6) note: this behaviour is required by the standard, and (more significantly) by logic.
Finally, it follows that (because each member of a struct must have a higher address than those declared before it):
7) the extra memory required by derived class B will be concatenated onto the end of the memory layout of its base class A
That’s all for now – next time we’ll look at how multiple inheritance affects this picture.
I know it’s pretty short, but this just means the next one will get here more quickly :)
Epilogue – for those who wondered what I changed in the project settings
There’s quite few changes to the default VS2010 win32 console app project properties in the projects I’ve zipped up for this post.

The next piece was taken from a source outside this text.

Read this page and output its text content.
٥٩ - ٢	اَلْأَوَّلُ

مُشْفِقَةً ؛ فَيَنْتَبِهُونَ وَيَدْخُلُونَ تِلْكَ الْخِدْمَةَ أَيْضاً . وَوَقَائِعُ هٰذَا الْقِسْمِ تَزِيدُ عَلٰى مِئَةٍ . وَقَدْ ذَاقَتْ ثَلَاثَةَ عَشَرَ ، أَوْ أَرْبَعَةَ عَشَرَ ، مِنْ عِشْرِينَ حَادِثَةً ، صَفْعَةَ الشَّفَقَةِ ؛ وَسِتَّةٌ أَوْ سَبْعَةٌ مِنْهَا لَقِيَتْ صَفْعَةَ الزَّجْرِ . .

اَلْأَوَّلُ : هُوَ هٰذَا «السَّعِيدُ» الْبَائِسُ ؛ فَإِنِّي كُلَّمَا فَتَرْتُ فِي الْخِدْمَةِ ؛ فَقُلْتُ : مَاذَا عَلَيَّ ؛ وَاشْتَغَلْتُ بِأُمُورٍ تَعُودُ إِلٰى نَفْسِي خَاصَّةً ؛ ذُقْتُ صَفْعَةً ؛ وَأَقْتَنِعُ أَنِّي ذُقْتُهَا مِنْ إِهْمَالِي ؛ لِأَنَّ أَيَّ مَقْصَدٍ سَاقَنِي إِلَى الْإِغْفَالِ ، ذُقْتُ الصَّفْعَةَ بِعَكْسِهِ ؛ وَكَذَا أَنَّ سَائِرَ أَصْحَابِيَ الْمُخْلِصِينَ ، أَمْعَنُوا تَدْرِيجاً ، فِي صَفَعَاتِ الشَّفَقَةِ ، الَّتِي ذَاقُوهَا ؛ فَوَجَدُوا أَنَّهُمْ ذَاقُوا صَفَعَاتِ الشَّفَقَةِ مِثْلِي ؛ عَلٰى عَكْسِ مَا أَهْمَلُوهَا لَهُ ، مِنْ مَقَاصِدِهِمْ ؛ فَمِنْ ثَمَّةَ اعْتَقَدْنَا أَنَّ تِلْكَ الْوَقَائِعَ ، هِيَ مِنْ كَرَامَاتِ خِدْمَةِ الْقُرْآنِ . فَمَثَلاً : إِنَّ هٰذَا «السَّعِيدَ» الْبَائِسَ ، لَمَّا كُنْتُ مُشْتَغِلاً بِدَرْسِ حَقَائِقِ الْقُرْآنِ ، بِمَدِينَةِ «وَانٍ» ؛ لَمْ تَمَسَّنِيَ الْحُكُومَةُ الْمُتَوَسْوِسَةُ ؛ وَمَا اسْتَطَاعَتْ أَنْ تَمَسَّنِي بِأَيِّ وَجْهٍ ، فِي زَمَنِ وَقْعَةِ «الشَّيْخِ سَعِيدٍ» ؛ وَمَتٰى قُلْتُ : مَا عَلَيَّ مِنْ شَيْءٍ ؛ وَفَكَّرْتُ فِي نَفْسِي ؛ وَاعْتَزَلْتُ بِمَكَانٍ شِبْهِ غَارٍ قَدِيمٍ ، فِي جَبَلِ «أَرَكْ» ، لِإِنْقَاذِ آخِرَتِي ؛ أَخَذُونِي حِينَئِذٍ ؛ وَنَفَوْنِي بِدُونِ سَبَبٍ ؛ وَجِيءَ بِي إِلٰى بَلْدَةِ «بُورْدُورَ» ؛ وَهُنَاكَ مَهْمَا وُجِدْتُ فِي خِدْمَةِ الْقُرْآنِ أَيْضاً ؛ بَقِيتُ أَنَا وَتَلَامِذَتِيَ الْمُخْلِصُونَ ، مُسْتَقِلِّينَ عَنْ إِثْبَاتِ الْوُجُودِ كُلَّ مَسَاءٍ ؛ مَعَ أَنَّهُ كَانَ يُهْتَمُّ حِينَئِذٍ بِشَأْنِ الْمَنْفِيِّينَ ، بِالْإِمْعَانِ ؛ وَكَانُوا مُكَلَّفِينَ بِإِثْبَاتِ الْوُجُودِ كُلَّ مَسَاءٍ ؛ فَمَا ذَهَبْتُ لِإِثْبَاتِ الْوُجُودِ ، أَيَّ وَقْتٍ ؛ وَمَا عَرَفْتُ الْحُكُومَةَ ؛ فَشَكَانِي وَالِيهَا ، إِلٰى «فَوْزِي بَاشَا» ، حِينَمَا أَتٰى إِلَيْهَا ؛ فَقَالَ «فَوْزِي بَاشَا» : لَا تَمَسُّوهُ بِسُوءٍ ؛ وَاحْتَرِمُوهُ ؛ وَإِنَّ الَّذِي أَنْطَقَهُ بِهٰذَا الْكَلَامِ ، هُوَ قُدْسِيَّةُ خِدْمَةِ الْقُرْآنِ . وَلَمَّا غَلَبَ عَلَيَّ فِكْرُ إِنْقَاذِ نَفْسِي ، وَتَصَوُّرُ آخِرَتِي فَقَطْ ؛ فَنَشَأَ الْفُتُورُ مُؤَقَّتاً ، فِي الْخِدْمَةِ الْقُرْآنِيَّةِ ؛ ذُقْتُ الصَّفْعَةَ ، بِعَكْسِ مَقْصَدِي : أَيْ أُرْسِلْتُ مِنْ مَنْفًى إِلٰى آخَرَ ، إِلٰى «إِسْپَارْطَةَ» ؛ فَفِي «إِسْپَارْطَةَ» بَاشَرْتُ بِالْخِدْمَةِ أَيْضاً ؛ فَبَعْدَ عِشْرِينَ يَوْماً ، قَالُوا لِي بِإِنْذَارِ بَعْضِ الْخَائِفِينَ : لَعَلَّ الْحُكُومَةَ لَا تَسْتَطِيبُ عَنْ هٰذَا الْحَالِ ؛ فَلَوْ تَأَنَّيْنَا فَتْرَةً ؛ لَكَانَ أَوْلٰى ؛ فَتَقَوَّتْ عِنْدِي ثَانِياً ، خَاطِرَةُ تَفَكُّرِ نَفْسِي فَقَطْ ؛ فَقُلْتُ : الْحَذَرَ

The changes have to do with making the optimised release build configuration leave the code structure alone (i.e. not strip out or ‘fold’ functions to save exe size, prevent functions being inlined), and prevent extraneous ‘debug checking’ code being inserted (makes function calls slower, and code less easy to follow in disassembly)
- turning off ‘Whole Program Optimisation’ (Configuration Properties->General)
- turning off ‘Inline Function Expansion’ (Configuration Properties->C/C++ ->Optimisation)
- turning off ‘Basic Runtime Checks’ (Configuration Properties->C/C++ ->Code Generation)
- getting rid of pre-compiled headers to streamline the number of files (Configuration Properties->C/C++ ->Precompiled Headers)
- turning off ‘Enable COMDAT folding’ (Configuration Properties->Linker-> Optimization)
Essentially, this makes the Release configuration assembly have the same structure as the Debug one WRT function calls.
Also, I use the argc parameter to main as input to the code, and return value computed from that so that the optimiser can’t assume constant input or output values.
If you use constant inputs, or don’t output a value computed from the inputs then it’s pretty hard to convince the optimiser not to optimse the entire .exe to ‘return 0;’… ;)
Shout out
Thanks (again) to Bruce – king (or at the very least duke) of advice and peer review.